Tuning BM25F parameters
Watheq9 opened this issue · comments
Hi @cmacdonald,
I was trying to tune BM25F parameters. Per the documentation, BM25F is implemented, as described by [Zaragoza TREC-2004]. In Zaragoza's paper, there are 'b' and 'w' parameters per field, and one 'k' global parameter. My questions are as follows:
- I figured out that 'b' parameter is actually named 'c' in terrier, and 'w' corresponds to 'w.i' where i is the field number (starting from 0). So, is this mapping correct?
b = 1
bm25f = pt.BatchRetrieve(index, wmodel='BM25F',
controls={'w.0': 1.0, 'w.1': 0.5,
'c.0': b, 'c.1': b},
verbose=True)
- For 'k1' parameter, I could not find the corresponding name. So, could you please let me know what it is?
Just copying my supervisor Dr. @JMMackenzie
(1) yes, this looks right
(2) I dont think we have every tuned k1 in BM25F. 6 parameters was always enough!
Thanks @cmacdonald, for your reply!
What are the 6 parameters?
What are the 6 parameters?
normalisation i.e. b (c.f. c) values for each field and the weight.
Hey Craig, thanks for the help!
Just double checking - does this mean your (Terrier) BM25F doesn't include k? Or it's just not exposed?
not exposed in BM25F, while it is in BM25.
See
https://github.com/terrier-org/terrier-core/blob/5.x/modules/core/src/main/java/org/terrier/matching/models/BM25.java#L45
vs
https://github.com/terrier-org/terrier-core/blob/5.x/modules/core/src/main/java/org/terrier/matching/models/basicmodel/BM.java#L48
Pardon @cmacdonald, but what are the normalization parameters which are exposed in pyterrier, other than 'c'?

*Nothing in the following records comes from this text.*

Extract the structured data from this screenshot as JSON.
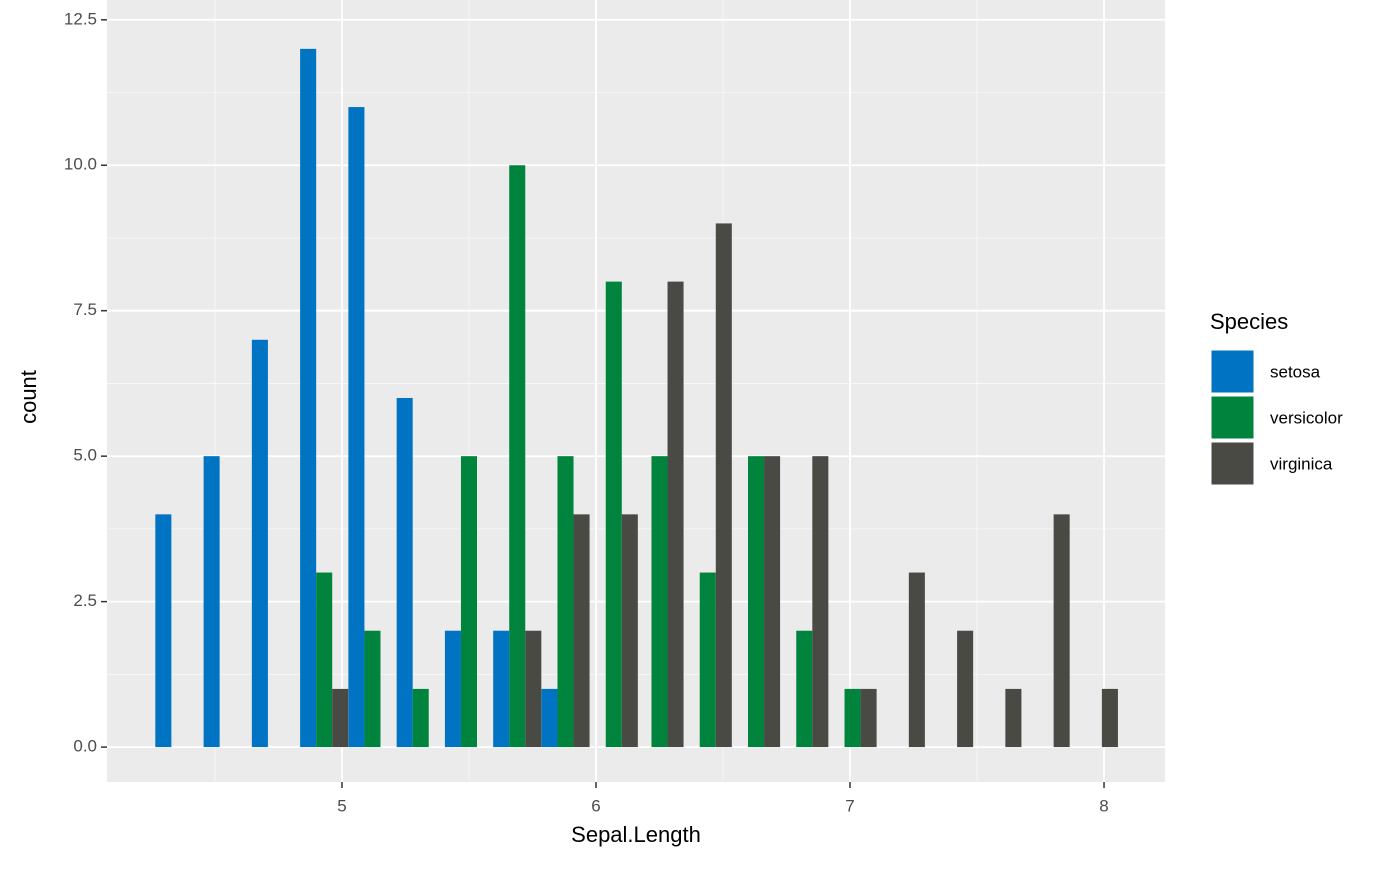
{
  "chart_data": {
    "type": "dodged-histogram",
    "x_label": "Sepal.Length",
    "y_label": "count",
    "x": [
      4.36,
      4.55,
      4.74,
      4.93,
      5.12,
      5.31,
      5.5,
      5.69,
      5.88,
      6.07,
      6.25,
      6.44,
      6.63,
      6.82,
      7.01,
      7.2,
      7.39,
      7.58,
      7.77,
      7.96
    ],
    "series": [
      {
        "name": "setosa",
        "color": "#0073c2",
        "values": [
          4,
          5,
          7,
          12,
          11,
          6,
          2,
          2,
          1,
          0,
          0,
          0,
          0,
          0,
          0,
          0,
          0,
          0,
          0,
          0
        ]
      },
      {
        "name": "versicolor",
        "color": "#00843d",
        "values": [
          0,
          0,
          0,
          3,
          2,
          1,
          5,
          10,
          5,
          8,
          5,
          3,
          5,
          2,
          1,
          0,
          0,
          0,
          0,
          0
        ]
      },
      {
        "name": "virginica",
        "color": "#4a4a45",
        "values": [
          0,
          0,
          0,
          1,
          0,
          0,
          0,
          2,
          4,
          4,
          8,
          9,
          5,
          5,
          1,
          3,
          2,
          1,
          4,
          1
        ]
      }
    ],
    "xlim": [
      4.075,
      8.24
    ],
    "xticks": [
      5,
      6,
      7,
      8
    ],
    "ylim": [
      -0.6,
      12.84
    ],
    "yticks": [
      {
        "value": 0,
        "label": "0.0"
      },
      {
        "value": 2.5,
        "label": "2.5"
      },
      {
        "value": 5,
        "label": "5.0"
      },
      {
        "value": 7.5,
        "label": "7.5"
      },
      {
        "value": 10,
        "label": "10.0"
      },
      {
        "value": 12.5,
        "label": "12.5"
      }
    ],
    "grid": true,
    "legend_title": "Species",
    "legend_position": "right"
  }
}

I tried to set 'b' and 'b.0' to multiple values, but none of them changed anything in the performance.
If I am not mistaken, the exposed parameters are just 'c' and the weight for each field. Please correct me if I am wrong.
If I am not mistaken, the exposed parameters are just 'c' and the weight for each field. Please correct me if I am wrong.
I'm not sure I follow the question. For BM25F, this is correct, right...?
bm25f = pt.BatchRetrieve(index, wmodel='BM25F',
controls={'w.0': 1.0, 'w.1': 0.5,
'c.0': b, 'c.1': b},
verbose=True)
Any update guys, or can I close the issue?
I think we've got it figured out now, thanks for the help! We'll get back to you if we need to re-open.